Big picture: ADMA sits at the crossroads of the L‑arginine–nitric oxide pathway, kidney clearance, and vascular inflammation. Interpreting it alongside SDMA or creatinine (renal function), lipids, A1c, and hs‑CRP helps map endothelial health and long‑term risks for hypertension, heart attack, stroke, kidney disease, and adverse pregnancy outcomes.
What insights will I get?
An ADMA blood test measures asymmetric dimethylarginine, the body’s natural inhibitor of nitric oxide synthase. Since nitric oxide controls vessel tone, blood flow, and immune signaling, ADMA reflects endothelial health and microcirculation across major organs.
Low values usually reflect higher nitric oxide availability from less enzyme inhibition and efficient enzymatic and renal clearance. System effects tend to be easier blood flow and lower vascular resistance; lower values are common in younger adults and during healthy mid‑pregnancy.

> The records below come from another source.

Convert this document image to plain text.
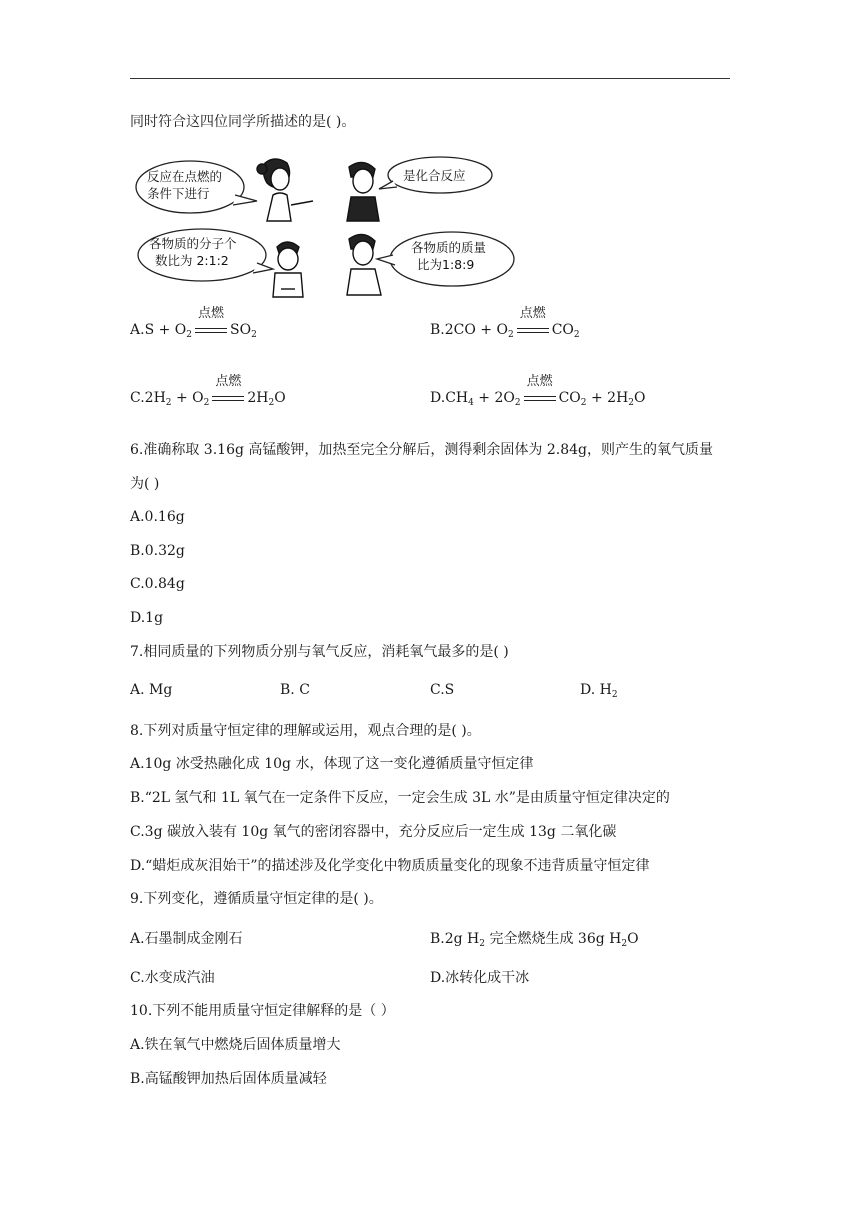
同时符合这四位同学所描述的是( )。
反应在点燃的
条件下进行
是化合反应
各物质的分子个
数比为 2:1:2
各物质的质量
比为1:8:9
$A.S + O_2$
点燃
$SO_2$	$B.2CO + O_2$
点燃
$CO_2$
$C.2H_2 + O_2$
点燃
$2H_2O$	$D.CH_4 + 2O_2$
点燃
$CO_2 + 2H_2O$
6.准确称取 3.16g 高锰酸钾，加热至完全分解后，测得剩余固体为 2.84g，则产生的氧气质量
为( )
A.0.16g
B.0.32g
C.0.84g
D.1g
7.相同质量的下列物质分别与氧气反应，消耗氧气最多的是( )
A. Mg	B. C	C.S	D. $H_2$
8.下列对质量守恒定律的理解或运用，观点合理的是( )。
A.10g 冰受热融化成 10g 水，体现了这一变化遵循质量守恒定律
B.“2L 氢气和 1L 氧气在一定条件下反应，一定会生成 3L 水”是由质量守恒定律决定的
C.3g 碳放入装有 10g 氧气的密闭容器中，充分反应后一定生成 13g 二氧化碳
D.“蜡炬成灰泪始干”的描述涉及化学变化中物质质量变化的现象不违背质量守恒定律
9.下列变化，遵循质量守恒定律的是( )。
A.石墨制成金刚石	B.2g $H_2$ 完全燃烧生成 36g $H_2O$
C.水变成汽油	D.冰转化成干冰
10.下列不能用质量守恒定律解释的是（ ）
A.铁在氧气中燃烧后固体质量增大
B.高锰酸钾加热后固体质量减轻
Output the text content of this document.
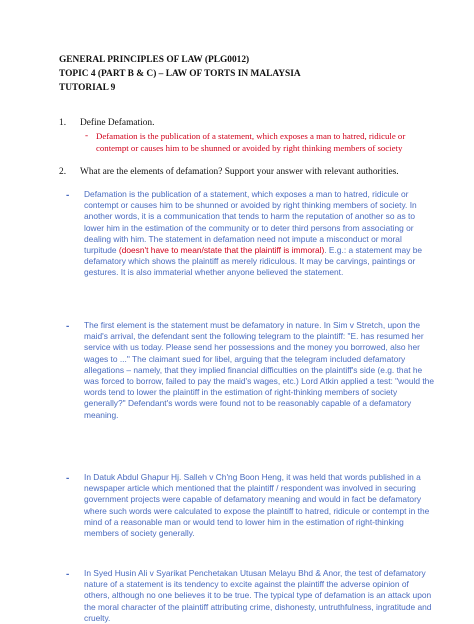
GENERAL PRINCIPLES OF LAW (PLG0012)
TOPIC 4 (PART B & C) – LAW OF TORTS IN MALAYSIA
TUTORIAL 9
1. Define Defamation.
- Defamation is the publication of a statement, which exposes a man to hatred, ridicule or contempt or causes him to be shunned or avoided by right thinking members of society
2. What are the elements of defamation? Support your answer with relevant authorities.
- Defamation is the publication of a statement, which exposes a man to hatred, ridicule or contempt or causes him to be shunned or avoided by right thinking members of society. In another words, it is a communication that tends to harm the reputation of another so as to lower him in the estimation of the community or to deter third persons from associating or dealing with him. The statement in defamation need not impute a misconduct or moral turpitude (doesn't have to mean/state that the plaintiff is immoral). E.g.: a statement may be defamatory which shows the plaintiff as merely ridiculous. It may be carvings, paintings or gestures. It is also immaterial whether anyone believed the statement.
- The first element is the statement must be defamatory in nature. In Sim v Stretch, upon the maid's arrival, the defendant sent the following telegram to the plaintiff: "E. has resumed her service with us today. Please send her possessions and the money you borrowed, also her wages to ..." The claimant sued for libel, arguing that the telegram included defamatory allegations – namely, that they implied financial difficulties on the plaintiff's side (e.g. that he was forced to borrow, failed to pay the maid's wages, etc.) Lord Atkin applied a test: "would the words tend to lower the plaintiff in the estimation of right-thinking members of society generally?" Defendant's words were found not to be reasonably capable of a defamatory meaning.
- In Datuk Abdul Ghapur Hj. Salleh v Ch'ng Boon Heng, it was held that words published in a newspaper article which mentioned that the plaintiff / respondent was involved in securing government projects were capable of defamatory meaning and would in fact be defamatory where such words were calculated to expose the plaintiff to hatred, ridicule or contempt in the mind of a reasonable man or would tend to lower him in the estimation of right-thinking members of society generally.
- In Syed Husin Ali v Syarikat Penchetakan Utusan Melayu Bhd & Anor, the test of defamatory nature of a statement is its tendency to excite against the plaintiff the adverse opinion of others, although no one believes it to be true. The typical type of defamation is an attack upon the moral character of the plaintiff attributing crime, dishonesty, untruthfulness, ingratitude and cruelty.
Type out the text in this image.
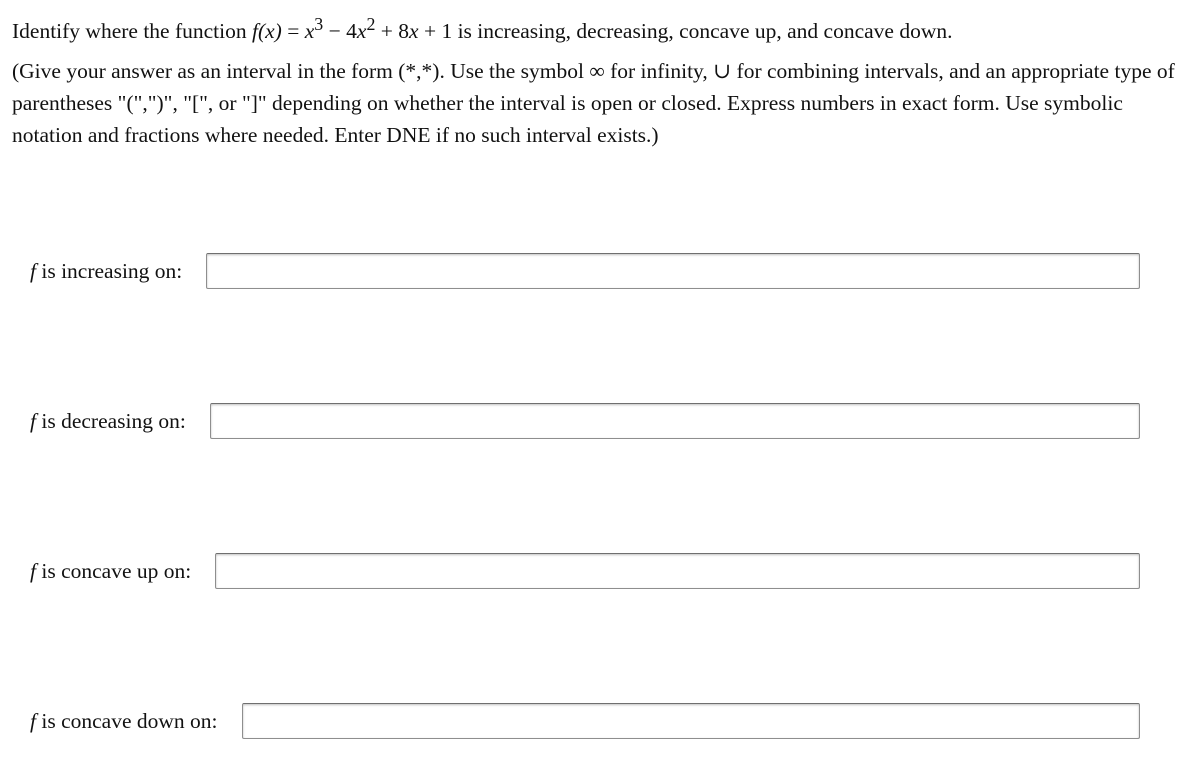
Identify where the function $f(x) = x^3 - 4x^2 + 8x + 1$ is increasing, decreasing, concave up, and concave down.

(Give your answer as an interval in the form (*,*). Use the symbol ∞ for infinity, ∪ for combining intervals, and an appropriate type of parentheses "(",")", "[", or "]" depending on whether the interval is open or closed. Express numbers in exact form. Use symbolic notation and fractions where needed. Enter DNE if no such interval exists.)

f is increasing on:
f is decreasing on:
f is concave up on:
f is concave down on:
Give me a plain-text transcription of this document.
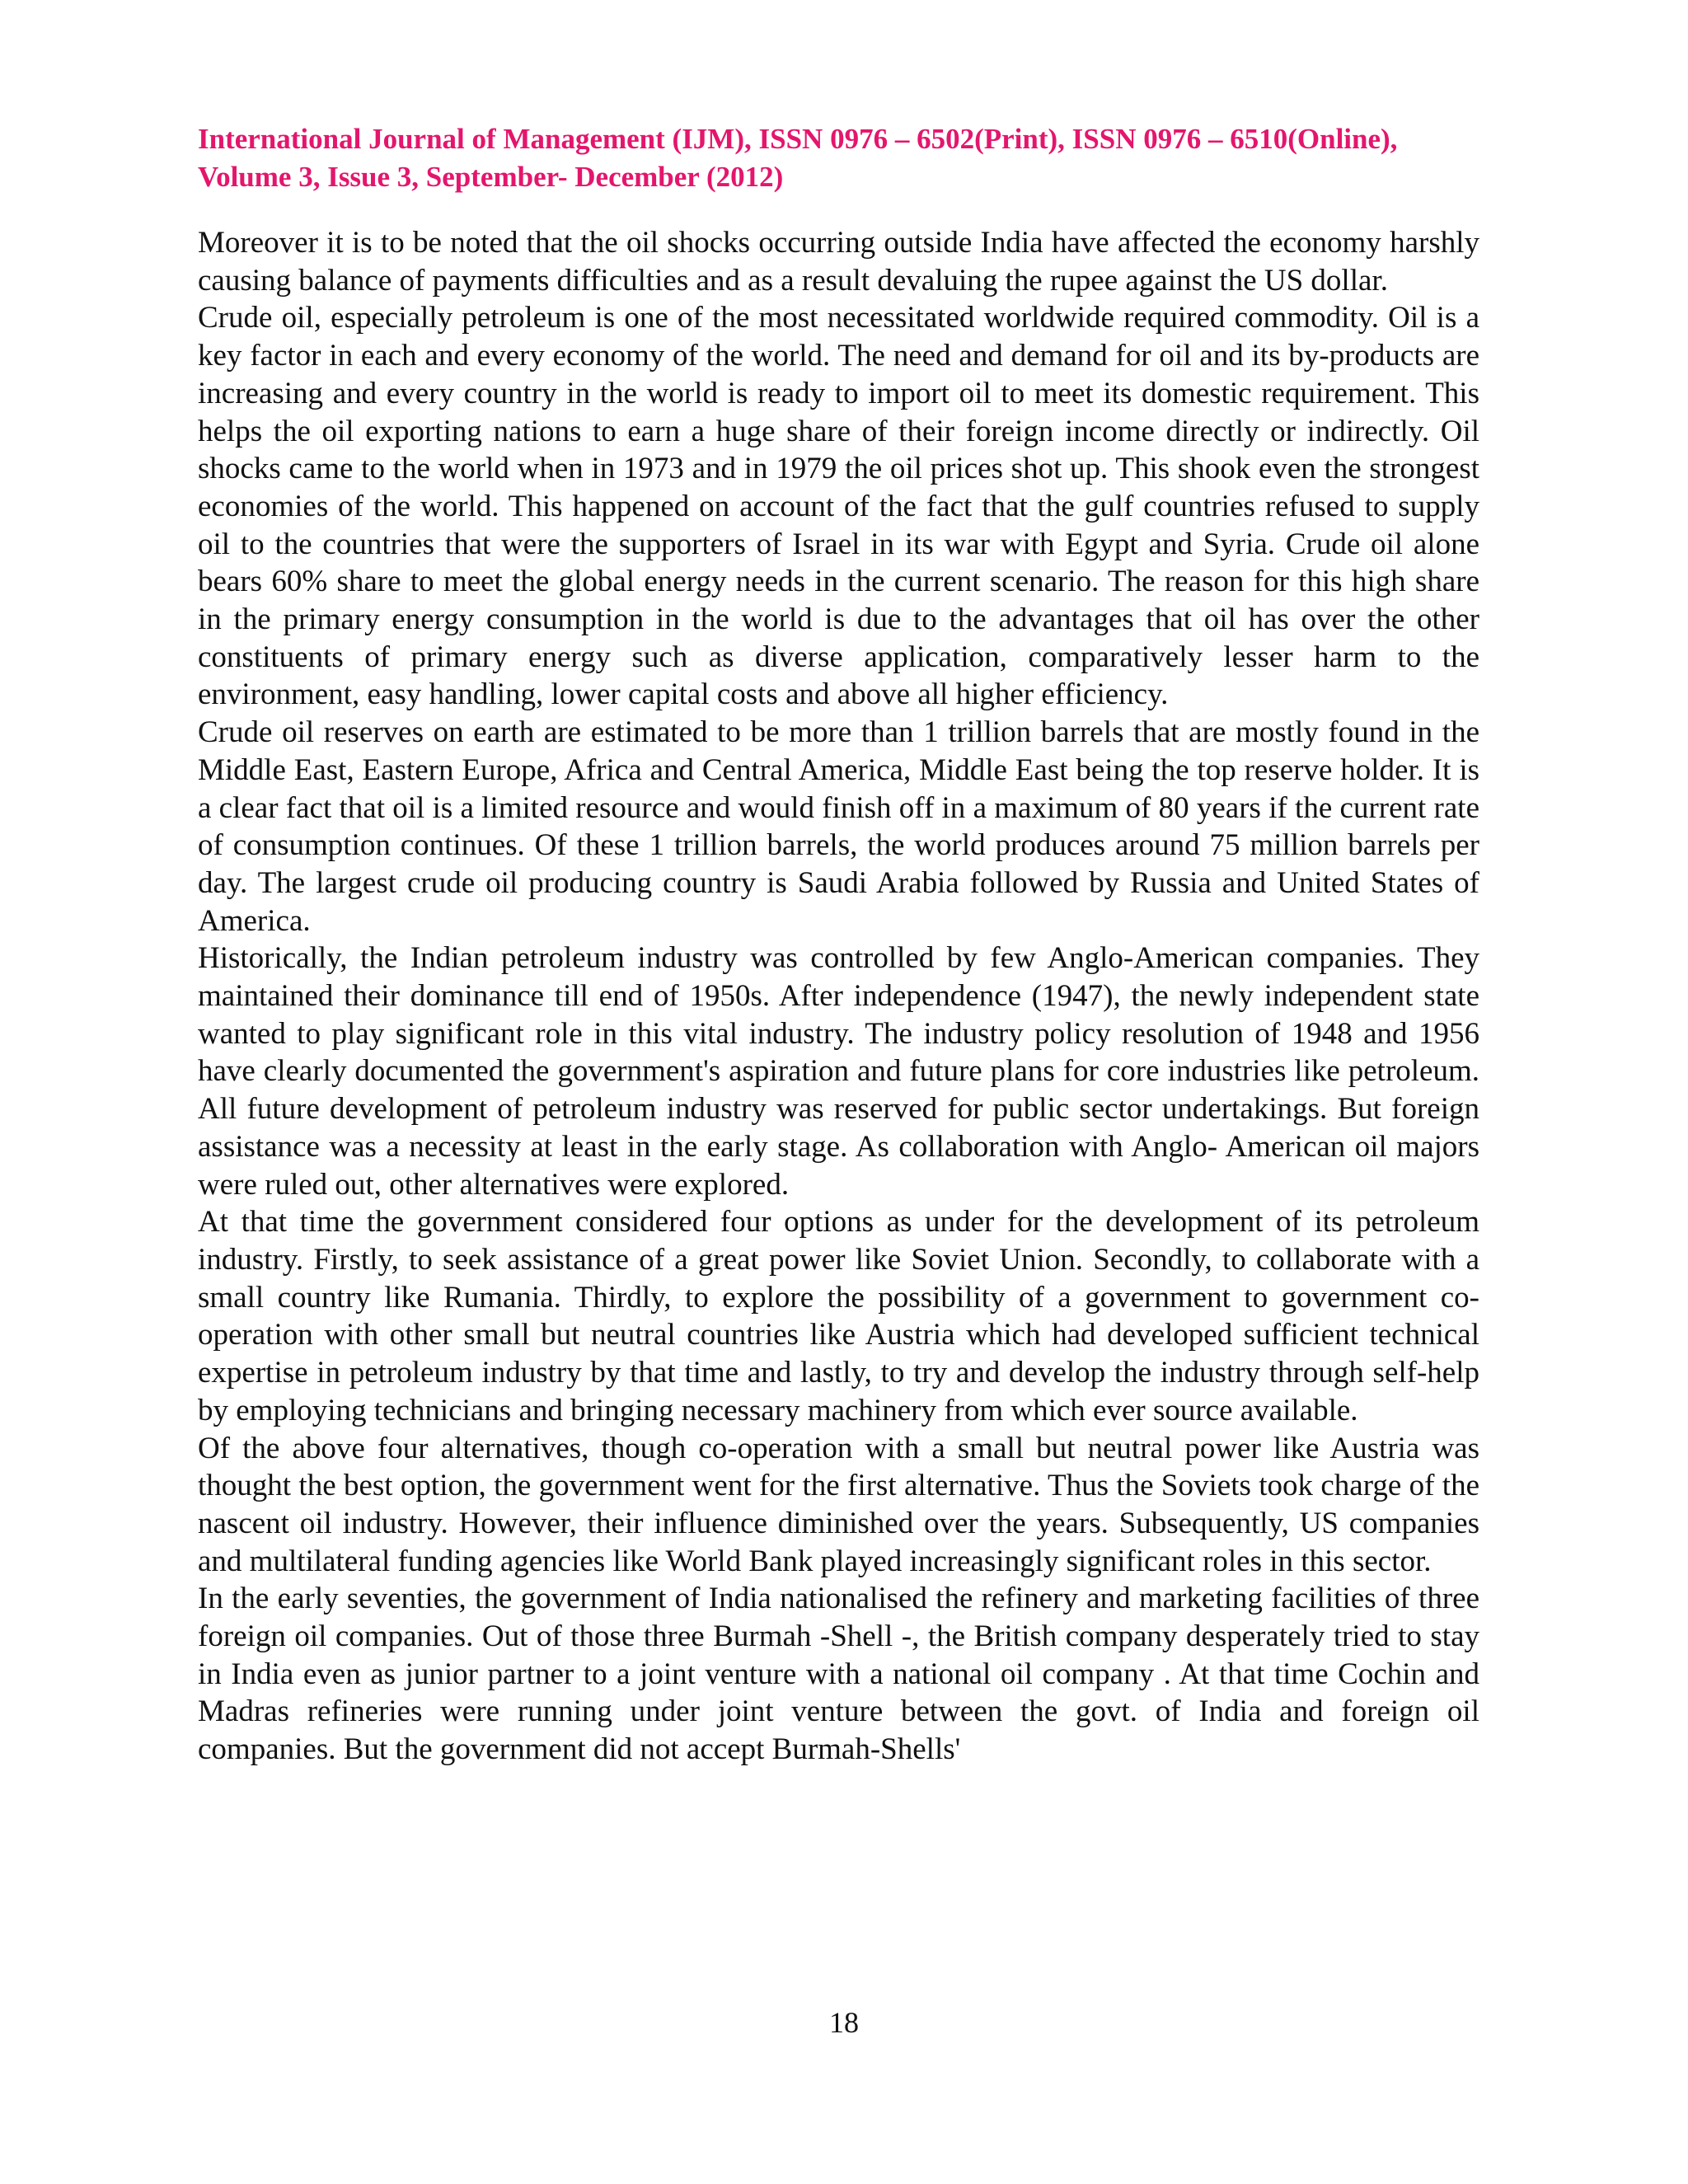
International Journal of Management (IJM), ISSN 0976 – 6502(Print), ISSN 0976 – 6510(Online),
Volume 3, Issue 3, September- December (2012)

Moreover it is to be noted that the oil shocks occurring outside India have affected the economy harshly causing balance of payments difficulties and as a result devaluing the rupee against the US dollar.

Crude oil, especially petroleum is one of the most necessitated worldwide required commodity. Oil is a key factor in each and every economy of the world. The need and demand for oil and its by-products are increasing and every country in the world is ready to import oil to meet its domestic requirement. This helps the oil exporting nations to earn a huge share of their foreign income directly or indirectly. Oil shocks came to the world when in 1973 and in 1979 the oil prices shot up. This shook even the strongest economies of the world. This happened on account of the fact that the gulf countries refused to supply oil to the countries that were the supporters of Israel in its war with Egypt and Syria. Crude oil alone bears 60% share to meet the global energy needs in the current scenario. The reason for this high share in the primary energy consumption in the world is due to the advantages that oil has over the other constituents of primary energy such as diverse application, comparatively lesser harm to the environment, easy handling, lower capital costs and above all higher efficiency.

Crude oil reserves on earth are estimated to be more than 1 trillion barrels that are mostly found in the Middle East, Eastern Europe, Africa and Central America, Middle East being the top reserve holder. It is a clear fact that oil is a limited resource and would finish off in a maximum of 80 years if the current rate of consumption continues. Of these 1 trillion barrels, the world produces around 75 million barrels per day. The largest crude oil producing country is Saudi Arabia followed by Russia and United States of America.

Historically, the Indian petroleum industry was controlled by few Anglo-American companies. They maintained their dominance till end of 1950s. After independence (1947), the newly independent state wanted to play significant role in this vital industry. The industry policy resolution of 1948 and 1956 have clearly documented the government's aspiration and future plans for core industries like petroleum. All future development of petroleum industry was reserved for public sector undertakings. But foreign assistance was a necessity at least in the early stage. As collaboration with Anglo- American oil majors were ruled out, other alternatives were explored.

At that time the government considered four options as under for the development of its petroleum industry. Firstly, to seek assistance of a great power like Soviet Union. Secondly, to collaborate with a small country like Rumania. Thirdly, to explore the possibility of a government to government co-operation with other small but neutral countries like Austria which had developed sufficient technical expertise in petroleum industry by that time and lastly, to try and develop the industry through self-help by employing technicians and bringing necessary machinery from which ever source available.

Of the above four alternatives, though co-operation with a small but neutral power like Austria was thought the best option, the government went for the first alternative. Thus the Soviets took charge of the nascent oil industry. However, their influence diminished over the years. Subsequently, US companies and multilateral funding agencies like World Bank played increasingly significant roles in this sector.

In the early seventies, the government of India nationalised the refinery and marketing facilities of three foreign oil companies. Out of those three Burmah -Shell -, the British company desperately tried to stay in India even as junior partner to a joint venture with a national oil company . At that time Cochin and Madras refineries were running under joint venture between the govt. of India and foreign oil companies. But the government did not accept Burmah-Shells'

18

Being in range suggests balanced nitric oxide signaling and vascular homeostasis, supporting steady blood pressure and organ perfusion. For long‑term risk, values toward the lower half of normal are generally linked with better endothelial function.
High values usually reflect reduced nitric oxide generation and endothelial dysfunction, with increased vascular tone. Common correlates include higher blood pressure tendency, reduced exercise tolerance, cold extremities, erectile or sexual arousal difficulties, and slower tissue repair. Levels rise with aging and are elevated in chronic kidney disease (reduced clearance), insulin resistance or diabetes, dyslipidemia, smoking exposure, and systemic inflammation. In pregnancy, higher ADMA is linked to hypertensive disorders such as preeclampsia.
Notes: Interpretation is influenced by renal function, age, and sex hormones; levels often increase after menopause. Assays differ; chromatographic methods are more specific than immunoassays. Some clinicians also examine the L‑arginine:ADMA ratio as a companion index of nitric oxide bioavailability.